There are a number of current issues that may impact businesses providing holiday accommodation.

Temporary reduced rate

The temporary reduced rate of VAT for supplies of holiday accommodation will increase from 5% to 12.5% on 1 October 2021. Even if a holiday is taken after 1 October the 5% can still be applied if a tax point is created beforehand. Receipt of payment or issuing a VAT invoice both create tax points, so if a payment is received in September 2021 the 5% reduced rate will still apply to that payment, but not to a balancing payment received after 30 September. Encouraging holidaymakers to pay early, possibly by offering a small discount could be of mutual benefit.

As an example if £1,000 was received after 1 October, while the VAT rate is 12.5%, a business would pay VAT of £111.11 to HMRC and retain £888.88 itself. If a 5% discount was offered on payments made before 1 October the VAT payable on £950 would be £45.23 meaning a business would retain £904.77. Not only is more money retained but payment is received early. The saving is even greater if the payment was due to be made and the holiday taken after 31 March 2022 when the VAT rate is due to be back at 20%.

Issuing a VAT invoice for the whole holiday value before 1 October 2021 would fix the VAT rate at 5% for the entire price invoiced. However the VAT value invoiced would have to be paid based on the invoice date, regardless of whether payment had been received, and there would be additional administration so this may be a less attractive option.

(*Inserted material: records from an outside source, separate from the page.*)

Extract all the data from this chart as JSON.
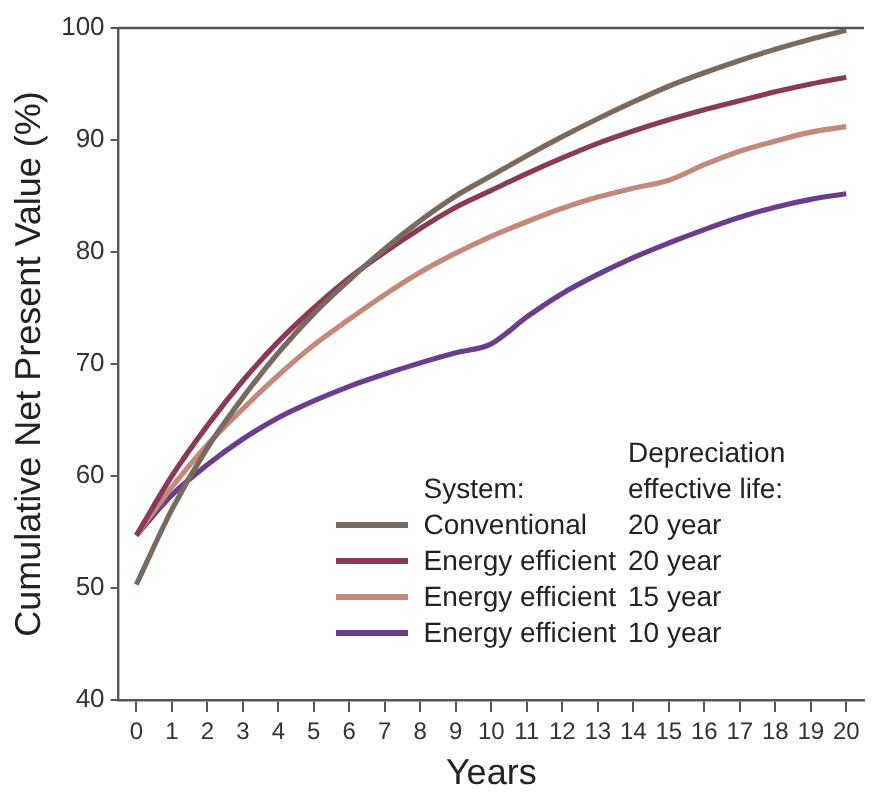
{
  "chart_data": {
    "type": "line",
    "xlabel": "Years",
    "ylabel": "Cumulative Net Present Value (%)",
    "legend_title": "System:",
    "legend": "bottom right",
    "grid": false,
    "marker": "none",
    "line_style": "solid",
    "x": [
      0,
      1,
      2,
      3,
      4,
      5,
      6,
      7,
      8,
      9,
      10,
      11,
      12,
      13,
      14,
      15,
      16,
      17,
      18,
      19,
      20
    ],
    "xlim": [
      -0.5,
      20.5
    ],
    "xticks": [
      0,
      1,
      2,
      3,
      4,
      5,
      6,
      7,
      8,
      9,
      10,
      11,
      12,
      13,
      14,
      15,
      16,
      17,
      18,
      19,
      20
    ],
    "ylim": [
      40,
      100
    ],
    "yticks": [
      40,
      50,
      60,
      70,
      80,
      90,
      100
    ],
    "annotations": [
      "Depreciation effective life:",
      "20 year",
      "20 year",
      "15 year",
      "10 year"
    ],
    "series": [
      {
        "name": "Conventional",
        "color": "#7a6a5e",
        "values": [
          50.3,
          57,
          62.5,
          67,
          71,
          74.5,
          77.5,
          80.3,
          82.8,
          85,
          86.8,
          88.6,
          90.3,
          91.9,
          93.4,
          94.8,
          96,
          97.1,
          98.1,
          99,
          99.8
        ]
      },
      {
        "name": "Energy efficient",
        "color": "#8b3a55",
        "values": [
          54.7,
          60,
          64.5,
          68.5,
          72,
          75,
          77.7,
          80,
          82.1,
          84,
          85.5,
          87,
          88.4,
          89.7,
          90.8,
          91.8,
          92.7,
          93.5,
          94.3,
          95,
          95.6
        ]
      },
      {
        "name": "Energy efficient",
        "color": "#c4897a",
        "values": [
          54.7,
          59,
          62.8,
          66,
          69,
          71.7,
          74,
          76.2,
          78.2,
          79.9,
          81.4,
          82.7,
          83.9,
          84.9,
          85.7,
          86.4,
          87.8,
          89,
          89.9,
          90.7,
          91.2
        ]
      },
      {
        "name": "Energy efficient",
        "color": "#6b3d8f",
        "values": [
          54.7,
          58.3,
          61,
          63.3,
          65.2,
          66.7,
          68,
          69.1,
          70.1,
          71,
          71.8,
          74.2,
          76.3,
          78,
          79.5,
          80.8,
          82,
          83.1,
          84,
          84.7,
          85.2
        ]
      }
    ]
  }
}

It is also worth remembering if a deposit was paid before 15 July 2020, and VAT was paid to HMRC at 20%, but the holiday takes place when a lower rate of VAT is in force the VAT paid can be adjusted to the lower rate. If a VAT invoice is issued showing VAT at 20% a credit note will be issued. It is not too late to make an adjustment if you have not already done so.

Payments received through agents

Where booking agents are used receipt of payment by the agent is usually treated as receipt of payment by the property owner. This means receipt by the agent is the important date for determining when whether a payment has been received when the 5%, 12.5% or 20% VAT rates apply.

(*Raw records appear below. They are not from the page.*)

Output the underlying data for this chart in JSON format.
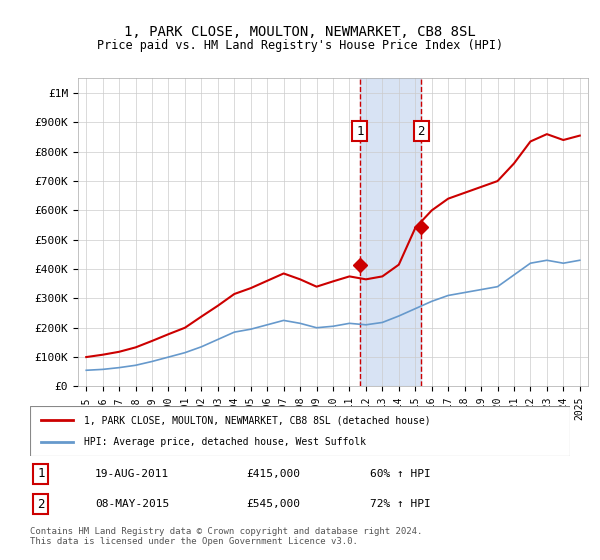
{
  "title": "1, PARK CLOSE, MOULTON, NEWMARKET, CB8 8SL",
  "subtitle": "Price paid vs. HM Land Registry's House Price Index (HPI)",
  "red_label": "1, PARK CLOSE, MOULTON, NEWMARKET, CB8 8SL (detached house)",
  "blue_label": "HPI: Average price, detached house, West Suffolk",
  "sale1_date": "19-AUG-2011",
  "sale1_price": 415000,
  "sale1_hpi": "60% ↑ HPI",
  "sale1_year": 2011.63,
  "sale2_date": "08-MAY-2015",
  "sale2_price": 545000,
  "sale2_hpi": "72% ↑ HPI",
  "sale2_year": 2015.36,
  "footer": "Contains HM Land Registry data © Crown copyright and database right 2024.\nThis data is licensed under the Open Government Licence v3.0.",
  "hpi_x": [
    1995,
    1996,
    1997,
    1998,
    1999,
    2000,
    2001,
    2002,
    2003,
    2004,
    2005,
    2006,
    2007,
    2008,
    2009,
    2010,
    2011,
    2012,
    2013,
    2014,
    2015,
    2016,
    2017,
    2018,
    2019,
    2020,
    2021,
    2022,
    2023,
    2024,
    2025
  ],
  "hpi_y": [
    55000,
    58000,
    64000,
    72000,
    85000,
    100000,
    115000,
    135000,
    160000,
    185000,
    195000,
    210000,
    225000,
    215000,
    200000,
    205000,
    215000,
    210000,
    218000,
    240000,
    265000,
    290000,
    310000,
    320000,
    330000,
    340000,
    380000,
    420000,
    430000,
    420000,
    430000
  ],
  "red_x": [
    1995,
    1996,
    1997,
    1998,
    1999,
    2000,
    2001,
    2002,
    2003,
    2004,
    2005,
    2006,
    2007,
    2008,
    2009,
    2010,
    2011,
    2012,
    2013,
    2014,
    2015,
    2016,
    2017,
    2018,
    2019,
    2020,
    2021,
    2022,
    2023,
    2024,
    2025
  ],
  "red_y": [
    100000,
    108000,
    118000,
    133000,
    155000,
    178000,
    200000,
    238000,
    275000,
    315000,
    335000,
    360000,
    385000,
    365000,
    340000,
    358000,
    375000,
    365000,
    375000,
    415000,
    540000,
    600000,
    640000,
    660000,
    680000,
    700000,
    760000,
    835000,
    860000,
    840000,
    855000
  ],
  "ylim": [
    0,
    1050000
  ],
  "yticks": [
    0,
    100000,
    200000,
    300000,
    400000,
    500000,
    600000,
    700000,
    800000,
    900000,
    1000000
  ],
  "ytick_labels": [
    "£0",
    "£100K",
    "£200K",
    "£300K",
    "£400K",
    "£500K",
    "£600K",
    "£700K",
    "£800K",
    "£900K",
    "£1M"
  ],
  "xlim": [
    1994.5,
    2025.5
  ],
  "xticks": [
    1995,
    1996,
    1997,
    1998,
    1999,
    2000,
    2001,
    2002,
    2003,
    2004,
    2005,
    2006,
    2007,
    2008,
    2009,
    2010,
    2011,
    2012,
    2013,
    2014,
    2015,
    2016,
    2017,
    2018,
    2019,
    2020,
    2021,
    2022,
    2023,
    2024,
    2025
  ],
  "shade_color": "#c8d8f0",
  "vline_color": "#cc0000",
  "red_line_color": "#cc0000",
  "blue_line_color": "#6699cc",
  "marker1_y": 415000,
  "marker2_y": 545000,
  "background_color": "#ffffff",
  "grid_color": "#cccccc"
}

Property owners should also be accounting for VAT when payments are received by their agent. This is the case even if the property owner accounts for VAT on a Cash Accounting basis. The HMRC Cash Accounting Notice includes a paragraph, that has the force of law, which states “If an agent collects payments on your behalf, you must account for VAT on the supply in the VAT period in which your agent collects payment from your customer”.

If the booking agent collects payments under a stakeholder arrangement where they hold the payment temporarily this may not create a tax point. In general we would not expect booking agents to be acting as stakeholders.

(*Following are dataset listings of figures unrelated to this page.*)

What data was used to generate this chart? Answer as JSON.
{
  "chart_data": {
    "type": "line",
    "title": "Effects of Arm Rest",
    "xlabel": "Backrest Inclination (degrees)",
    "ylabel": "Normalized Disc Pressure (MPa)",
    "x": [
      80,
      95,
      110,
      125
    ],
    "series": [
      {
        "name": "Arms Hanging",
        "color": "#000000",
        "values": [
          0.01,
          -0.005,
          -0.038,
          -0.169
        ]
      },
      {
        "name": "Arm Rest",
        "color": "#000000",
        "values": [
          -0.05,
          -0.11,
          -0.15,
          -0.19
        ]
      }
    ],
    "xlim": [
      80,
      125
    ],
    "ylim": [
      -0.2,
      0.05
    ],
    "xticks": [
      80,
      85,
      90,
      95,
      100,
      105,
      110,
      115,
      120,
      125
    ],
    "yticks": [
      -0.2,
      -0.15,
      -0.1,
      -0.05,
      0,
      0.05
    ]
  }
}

Implications of using an overseas booking agent

Many holiday letting businesses have an income from holiday lettings which are below the VAT registration limit, currently £85,000, so are not VAT registered.

What is not widely appreciated is that if a UK business receives certain services from businesses based overseas, with no UK VAT registration, the value of these overseas services has to be added to the turnover of the UK business when deciding if the UK business has to register for VAT. This is called the reverse charge mechanism and the services covered include advertising and booking services.

One large overseas booking agent charges a commission of 15% which means if a business received holiday bookings of £80,000 through that agent the commission would be £12,000 and the aggregate of £92,000 would be well over the VAT registration limit.

HMRC have obtained information from at least one overseas agent and we are aware of registration checks being undertaken on businesses who have a turnover from holiday lettings of under £85,000.

When using agents it is important to be clear in what capacity they are acting and the VAT implications this may have.